As mentioned in our report titled “It’s all about FY15 and beyond” dated 17 Feb 14, 4QFY13 will be weak due to the contract expiration on MOPU and E3 in Sep 13 with estimated burn rate of RM6m per month for both vessels.

Core profit fell 22% yoy mainly due to MOPU and E3 had completed charters in Sep, partly mitigated by 1-2 month revenue contribution from its FPSO.

We are cognisant that the uncertainty will remain on the timing of securing contract for E3 and MOPU. However, the market has underappreciate potential contributions from the producing and drilling assets (FPSO and Jack Up rigs, collectively to contribute 67% earnings in FY15), which was masked by the absence of revenue from E3 and MOPU. While it is expected to dispose the E3 in FY15, we are optimistic that the company will secure a contract for MOPU given the demand for this asset due to interest in marginal oilfield and increasing rejuvenating activities for existing oilfield.

To note, currently we have factored in 9 month and 6 months revenue contributions for MOPU and E3 respectively. If MOPU facing any delay in securing contract (assume only 6 months vs. our forecast of 9 months revenue contribution), our FY14 earnings would be reduced by 22% to RM64m. However, FY15 earnings will still see a strong jump to RM160m (implied 11x FY15 PER). We advise long term investors to look beyond FY14 with better earnings to filter through in FY15.

The company has partnered with Talisman in the bidding for Block PM-9. This is positive as Perisai will be able to deploy the MOPU for this maturing oilfield if the partnership wins the tender. In addition, Perisai will benefit from other services required for the field such as drilling and pipelaying. We expect the result for the Block PM-9 to be announced in 1Q14.
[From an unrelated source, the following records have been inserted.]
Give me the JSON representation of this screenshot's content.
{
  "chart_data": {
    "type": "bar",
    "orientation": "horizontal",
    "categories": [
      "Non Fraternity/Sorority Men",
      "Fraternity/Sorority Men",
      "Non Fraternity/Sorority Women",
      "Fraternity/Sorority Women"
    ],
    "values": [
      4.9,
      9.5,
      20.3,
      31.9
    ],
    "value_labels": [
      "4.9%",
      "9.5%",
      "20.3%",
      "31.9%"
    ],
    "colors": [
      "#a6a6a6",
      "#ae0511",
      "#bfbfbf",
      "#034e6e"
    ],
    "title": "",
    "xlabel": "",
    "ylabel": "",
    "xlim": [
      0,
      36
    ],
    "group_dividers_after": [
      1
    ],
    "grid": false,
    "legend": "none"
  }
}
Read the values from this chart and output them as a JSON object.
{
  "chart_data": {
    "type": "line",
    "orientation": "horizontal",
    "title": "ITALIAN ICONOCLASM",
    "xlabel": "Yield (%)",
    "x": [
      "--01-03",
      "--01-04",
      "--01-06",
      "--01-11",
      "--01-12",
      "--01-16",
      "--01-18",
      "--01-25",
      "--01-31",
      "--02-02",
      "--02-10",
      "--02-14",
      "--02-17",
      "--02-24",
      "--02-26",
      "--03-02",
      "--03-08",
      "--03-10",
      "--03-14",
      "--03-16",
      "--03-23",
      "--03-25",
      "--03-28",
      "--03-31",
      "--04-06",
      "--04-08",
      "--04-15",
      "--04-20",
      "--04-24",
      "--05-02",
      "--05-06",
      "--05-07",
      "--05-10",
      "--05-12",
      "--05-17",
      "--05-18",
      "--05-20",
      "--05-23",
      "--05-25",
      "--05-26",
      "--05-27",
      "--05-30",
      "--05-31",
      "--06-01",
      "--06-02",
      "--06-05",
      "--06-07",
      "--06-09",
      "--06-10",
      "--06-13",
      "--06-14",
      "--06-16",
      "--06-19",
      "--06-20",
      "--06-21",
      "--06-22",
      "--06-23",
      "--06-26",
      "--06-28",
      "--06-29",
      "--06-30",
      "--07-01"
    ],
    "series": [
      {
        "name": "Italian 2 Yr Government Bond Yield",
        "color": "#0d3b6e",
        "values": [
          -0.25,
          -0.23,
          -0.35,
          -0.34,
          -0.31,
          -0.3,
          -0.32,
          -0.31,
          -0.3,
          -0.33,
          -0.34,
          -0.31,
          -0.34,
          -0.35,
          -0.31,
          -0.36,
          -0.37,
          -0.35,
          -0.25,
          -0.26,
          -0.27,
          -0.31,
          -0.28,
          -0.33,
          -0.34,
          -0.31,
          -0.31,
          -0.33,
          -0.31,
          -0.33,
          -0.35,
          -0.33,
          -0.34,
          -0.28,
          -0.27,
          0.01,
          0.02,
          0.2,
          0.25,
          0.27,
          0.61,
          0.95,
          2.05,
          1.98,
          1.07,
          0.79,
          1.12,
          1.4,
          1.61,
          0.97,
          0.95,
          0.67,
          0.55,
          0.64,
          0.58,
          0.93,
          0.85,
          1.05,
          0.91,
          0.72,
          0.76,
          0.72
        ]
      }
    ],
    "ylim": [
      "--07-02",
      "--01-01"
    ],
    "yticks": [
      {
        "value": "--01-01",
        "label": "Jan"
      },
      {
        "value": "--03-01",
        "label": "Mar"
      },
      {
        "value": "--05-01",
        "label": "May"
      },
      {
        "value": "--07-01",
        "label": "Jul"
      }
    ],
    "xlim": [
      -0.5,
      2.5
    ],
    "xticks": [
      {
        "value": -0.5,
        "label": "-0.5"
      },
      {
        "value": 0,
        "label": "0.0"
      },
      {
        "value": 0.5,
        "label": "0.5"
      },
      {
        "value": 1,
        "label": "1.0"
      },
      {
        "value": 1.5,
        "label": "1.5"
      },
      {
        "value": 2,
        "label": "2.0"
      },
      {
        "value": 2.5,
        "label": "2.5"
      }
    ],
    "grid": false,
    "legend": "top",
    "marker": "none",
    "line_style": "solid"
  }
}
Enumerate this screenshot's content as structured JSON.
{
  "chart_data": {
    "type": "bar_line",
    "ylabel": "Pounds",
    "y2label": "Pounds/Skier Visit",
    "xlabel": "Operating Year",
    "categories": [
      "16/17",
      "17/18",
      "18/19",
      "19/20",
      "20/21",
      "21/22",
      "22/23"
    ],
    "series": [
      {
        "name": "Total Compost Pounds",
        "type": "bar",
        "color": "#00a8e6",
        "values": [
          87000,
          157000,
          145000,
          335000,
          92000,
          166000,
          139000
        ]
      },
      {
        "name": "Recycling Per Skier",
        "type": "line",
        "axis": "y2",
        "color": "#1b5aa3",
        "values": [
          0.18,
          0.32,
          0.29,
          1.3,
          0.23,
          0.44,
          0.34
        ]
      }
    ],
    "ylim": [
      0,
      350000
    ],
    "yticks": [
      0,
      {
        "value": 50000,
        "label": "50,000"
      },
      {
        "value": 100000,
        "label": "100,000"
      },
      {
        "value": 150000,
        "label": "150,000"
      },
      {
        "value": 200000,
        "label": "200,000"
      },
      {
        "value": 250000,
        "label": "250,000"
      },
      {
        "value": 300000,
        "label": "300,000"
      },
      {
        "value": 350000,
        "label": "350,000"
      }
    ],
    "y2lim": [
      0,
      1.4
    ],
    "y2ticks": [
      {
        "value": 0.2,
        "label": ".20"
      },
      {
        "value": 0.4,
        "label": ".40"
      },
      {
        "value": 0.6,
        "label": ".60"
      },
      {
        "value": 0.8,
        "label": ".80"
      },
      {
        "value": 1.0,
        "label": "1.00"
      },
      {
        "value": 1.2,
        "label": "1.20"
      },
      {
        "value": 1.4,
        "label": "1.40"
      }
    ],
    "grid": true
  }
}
Perisai is a cheaper proxy to drilling related stocks. Currently, Perisai is trading at 11x CY15 P/E vs. UMW Oil and Gas at 21x CY 15 P/E. We deemed the huge discount to be unjustified and expect the valuation gap between UMW O&G and Perisai to narrow going forward, once Perisai dispose of E3 and secured a contract for MOPU.

Risks

  • Political risk.
  • Execution risk.

Forecasts

Maintained.

Catalysts

  • Securing drilling contracts before rig delivery.
  • New contracts for E3 and MOPU.
  • Expand into E&P segment.

Valuation

We maintained our BUY call with unchanged TP of RM2.06 (based on unchanged 14x FY/15 EPS of 14.7 sen/share).